Иной Путь
Шрифт:
Для начала господа проверяющие обошли детский дом, осматривая условия содержания детей. Потом на час заперлись в кабинете директора – причем в отсутствие этого самого директора. Ветровский успел как раз к тому моменту, когда комиссия выходила из кабинета, и довольное выражение лица Анны Ивановны ему крайне не понравилось. Примерно так же, как самой Анне Ивановне не нравился Ветровский. А дальше началось форменное издевательство.
Стасу не дали даже рот раскрыть. В чем только не обвинили несчастную "инициативную группу"… Непрофессиональное преподавание, растрачивание драгоценного детского времени на всяческую ерунду, неправомерное вмешательство в рацион воспитанников, который должен точно соответствовать
К главному глава комиссии подошел только после получасового макания Стаса в придуманное, но от того не менее омерзительное лживое дерьмо, и полуторачасовой инспекции по всем этажам, где этой унизительной процедуре подверглись все члены Ордена, находившиеся в тот день в детдоме, причем параллельно мерзавец еще и пел дифирамбы Анне Ивановне и ее долготерпению, порой отеческим тоном – даром, что был лет на пятнадцать ее моложе! – прохаживаясь относительно ее поразительной доброты и доверчивости. Главным же оказалось вполне закономерная смена гнева на милость, несколько снисходительных похвал в стиле: "Не смотря на все ваши бесчисленные ошибки, я все же понимаю, что вы хотели как лучше", и намек на то, что он мог бы посодействовать ребятам в их деятельности. Вымотанный до предела маканием в дерьмо, ездой по ушам, и всем прочим букетом "радостей", Стас, в конце концов, отозвал проверяльщика в сторону и тихо спросил:
– Сколько?
Озвученная сумма повергла его в окончательное уныние. Впрочем, неудивительно – учитывая немой, но очень напряженный конфликт с Анной Ивановной, было ясно: инспекция встанет либо на сторону завуча, либо на сторону Ветровского. Взять деньги от обоих не представлялось возможным, к величайшему огорчению главы комиссии, ибо Анна Ивановна хотела, чтобы инициативная группа никогда более не появлялась у ее жирной кормушки, а Орден придерживался строго противоположного мнения: и Стас, и все остальные ни за что не хотели отступаться – во-первых, страшно было подумать, что детям придется вернуться к прежним условиям жизни, во-вторых, начинать все с нуля на новом месте пока что возможности не было, как не было и гарантии, что на этом новом месте история с комиссией не повторится.
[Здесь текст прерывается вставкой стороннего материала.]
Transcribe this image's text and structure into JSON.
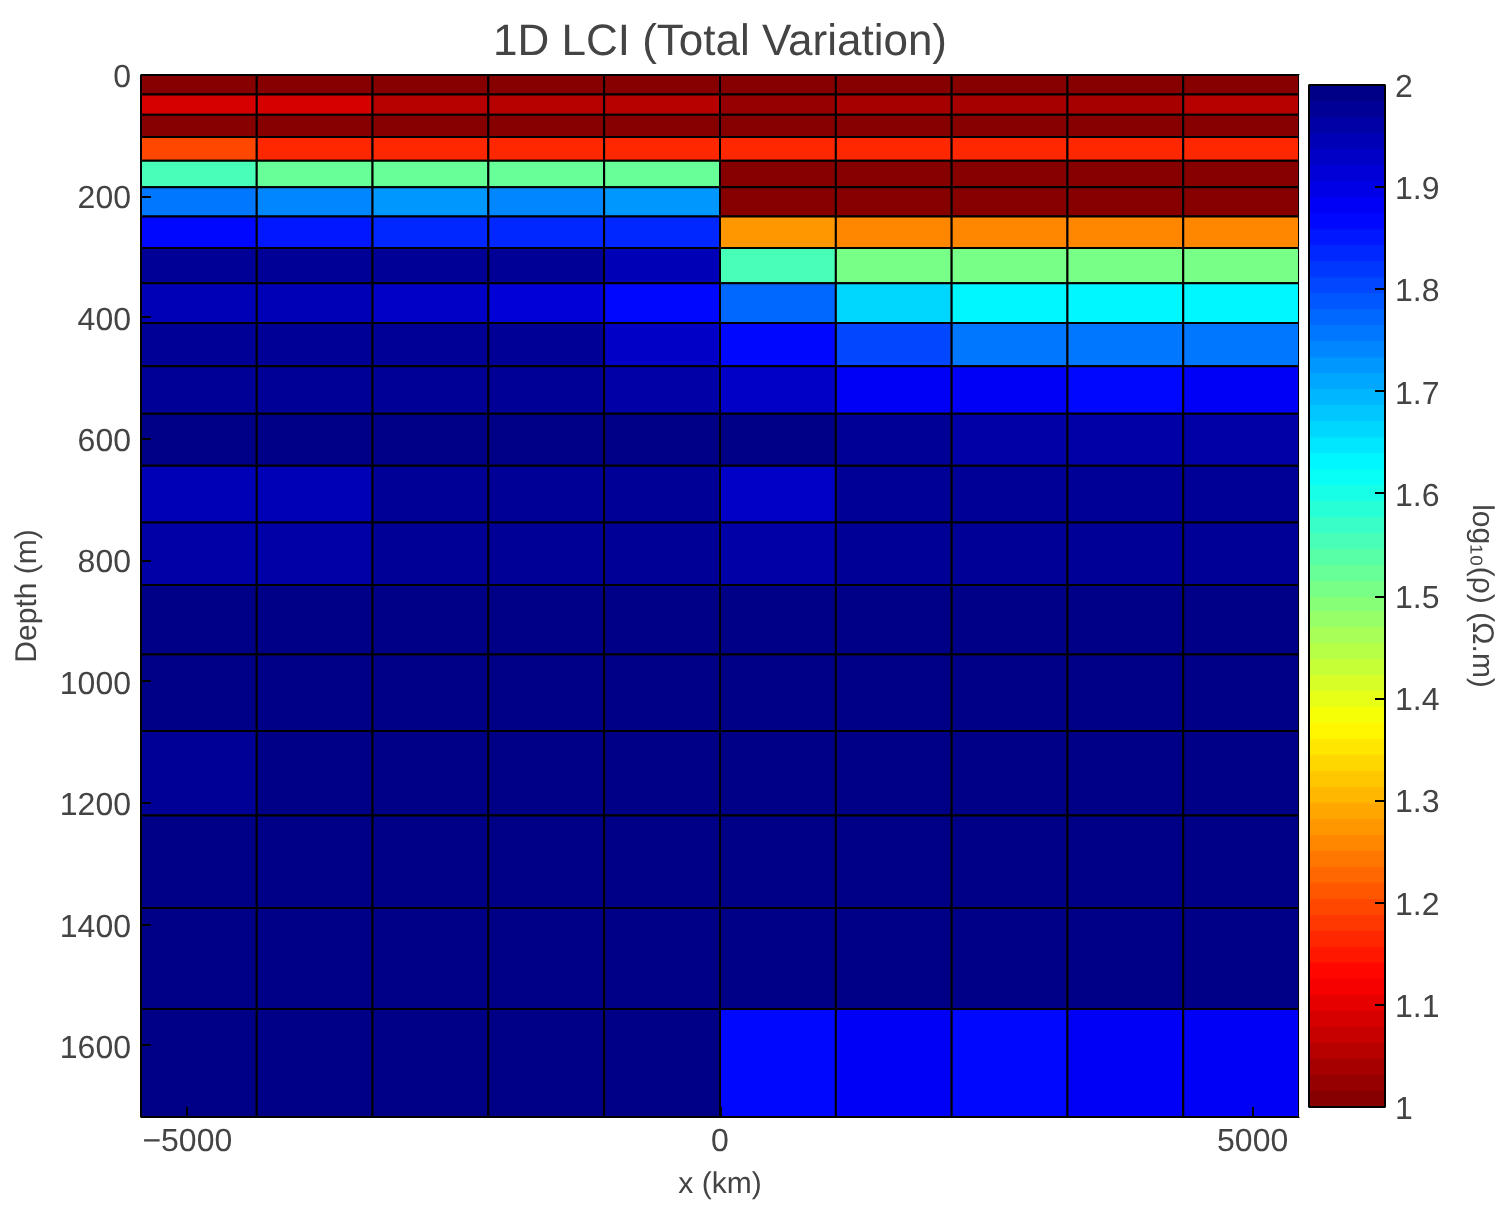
{
  "chart_data": {
    "type": "heatmap",
    "title": "1D LCI (Total Variation)",
    "xlabel": "x (km)",
    "ylabel": "Depth (m)",
    "clabel": "log₁₀(ρ) (Ω.m)",
    "x": [
      -4892,
      -3805,
      -2718,
      -1631,
      -544,
      544,
      1631,
      2718,
      3805,
      4892
    ],
    "y": [
      16,
      48,
      83,
      121,
      162,
      208,
      258,
      312,
      374,
      443,
      517,
      599,
      689,
      786,
      895,
      1015,
      1147,
      1293,
      1452,
      1626
    ],
    "cells": [
      [
        1.0,
        1.0,
        1.0,
        1.0,
        1.0,
        1.0,
        1.0,
        1.0,
        1.0,
        1.0
      ],
      [
        1.09,
        1.08,
        1.06,
        1.06,
        1.06,
        1.03,
        1.04,
        1.04,
        1.04,
        1.05
      ],
      [
        1.0,
        1.0,
        1.0,
        1.0,
        1.0,
        1.0,
        1.0,
        1.0,
        1.0,
        1.0
      ],
      [
        1.19,
        1.17,
        1.17,
        1.17,
        1.17,
        1.17,
        1.17,
        1.17,
        1.17,
        1.17
      ],
      [
        1.55,
        1.53,
        1.53,
        1.53,
        1.52,
        1.0,
        1.0,
        1.0,
        1.0,
        1.0
      ],
      [
        1.75,
        1.74,
        1.73,
        1.74,
        1.73,
        1.0,
        1.0,
        1.0,
        1.0,
        1.0
      ],
      [
        1.86,
        1.85,
        1.84,
        1.83,
        1.83,
        1.28,
        1.25,
        1.25,
        1.25,
        1.25
      ],
      [
        1.97,
        1.97,
        1.97,
        1.97,
        1.94,
        1.55,
        1.5,
        1.5,
        1.5,
        1.5
      ],
      [
        1.94,
        1.94,
        1.93,
        1.92,
        1.86,
        1.78,
        1.67,
        1.64,
        1.64,
        1.64
      ],
      [
        1.98,
        1.98,
        1.98,
        1.97,
        1.93,
        1.87,
        1.8,
        1.75,
        1.75,
        1.75
      ],
      [
        1.98,
        1.98,
        1.97,
        1.98,
        1.96,
        1.93,
        1.89,
        1.88,
        1.87,
        1.88
      ],
      [
        1.99,
        1.99,
        1.99,
        1.99,
        1.99,
        1.99,
        1.97,
        1.96,
        1.96,
        1.96
      ],
      [
        1.94,
        1.94,
        1.97,
        1.98,
        1.98,
        1.93,
        1.98,
        1.98,
        1.98,
        1.98
      ],
      [
        1.96,
        1.96,
        1.98,
        1.98,
        1.98,
        1.96,
        1.97,
        1.98,
        1.98,
        1.98
      ],
      [
        1.99,
        1.99,
        1.99,
        1.99,
        1.99,
        1.99,
        1.99,
        1.99,
        1.99,
        1.99
      ],
      [
        1.99,
        1.99,
        1.99,
        1.99,
        1.99,
        1.99,
        1.99,
        1.99,
        1.99,
        1.99
      ],
      [
        1.98,
        1.99,
        1.99,
        1.99,
        1.99,
        1.99,
        1.99,
        1.99,
        1.99,
        1.99
      ],
      [
        1.99,
        1.99,
        1.99,
        1.99,
        1.99,
        1.99,
        1.99,
        1.99,
        1.99,
        1.99
      ],
      [
        1.99,
        1.99,
        1.99,
        1.99,
        1.99,
        1.99,
        1.99,
        1.99,
        1.99,
        1.99
      ],
      [
        1.99,
        1.99,
        1.99,
        1.99,
        1.99,
        1.86,
        1.88,
        1.87,
        1.88,
        1.89
      ]
    ],
    "xlim": [
      -5435,
      5435
    ],
    "xticks": [
      {
        "value": -5000,
        "label": "−5000"
      },
      0,
      5000
    ],
    "ylim": [
      1717,
      0
    ],
    "yticks": [
      0,
      200,
      400,
      600,
      800,
      1000,
      1200,
      1400,
      1600
    ],
    "clim": [
      1,
      2
    ],
    "cticks": [
      1,
      1.1,
      1.2,
      1.3,
      1.4,
      1.5,
      1.6,
      1.7,
      1.8,
      1.9,
      2
    ]
  }
}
Это было двадцать шестого марта, в четверг. В пятницу на собрании долго обсуждали возникшую проблему, решая – платить или найти другой способ? Решили в результате искать способ, параллельно собирая требуемые пять тысяч евро. А Гонорин, хорошенько подумав, сказал, что попробует еще и кое-что по своим каналам проверить. О том, что это за загадочные каналы, Алик старательно умалчивал, и Стас подозревал, что речь идет о делах несколько незаконных, но пока не пытался вызвать друга на откровенный разговор.
А в понедельник Ветровский впервые услышал слухи об Ордене. Говорили всякие гадости и нелепицы, явно сочиненные не от
Впрочем, в отличие от паранойи, предчувствия явно планировали оправдаться, причем в полной мере. И от требовательного стука в дверь Ветровский уже заранее не ждал ничего хорошего.
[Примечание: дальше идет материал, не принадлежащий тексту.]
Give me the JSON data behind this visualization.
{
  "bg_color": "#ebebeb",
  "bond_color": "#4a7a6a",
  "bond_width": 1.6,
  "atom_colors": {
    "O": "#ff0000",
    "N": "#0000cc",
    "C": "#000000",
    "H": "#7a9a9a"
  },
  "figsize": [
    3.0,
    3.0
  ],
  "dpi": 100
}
– Станислав Ветровский, студент первого курса факультета психологии? – уточнил один из стучавшихся, высокий, плечистый старшекурсник с нашивкой "И.Б." на плече. Стас кивнул. – Пройдите со мной, вас хочет видеть ректор.
Матерясь про себя, юноша сохранил файл и хотел было выключить ноут, но торой член бригады его остановил.
– Не выключайте и не запирайте дверь. Мне предписано обыскать вашу комнату на предмет запрещенных вещей, а также просмотреть файлы, содержащиеся на чипе вашего ноутбука.
– Там пять терабайт информации, – с ноткой ехидства в голосе проговорил Стас, но собеседник только пожал плечами.
– Значит, придется поработать подольше. Идите, вас проводят.
Всю дорогу от общежития до главного корпуса, в котором располагался кабинет ректора – благо, идти было недалеко, расстояние между зданиями едва ли было больше километра – Ветровский старательно скрывал охватившую его нервозность и пытался выведать у спутника, зачем его скромная персона понадобилась Витценко. Но старшекурсник молчал, как партизан на допросе, отделываясь коротким: "На месте все узнаете".
Нехорошее предчувствие росло с каждой минутой, и три выкуренных за время дороги сигареты ничуть его не притупили. А стоило Стасу войти в кабинет ректора и увидеть заплаканную Вику на диване, суровое выражение лица Галины Викторовны и книгу на столе, как он понял, что долбаное предчувствие все же было слишком слабым в соотношении с масштабами катастрофы.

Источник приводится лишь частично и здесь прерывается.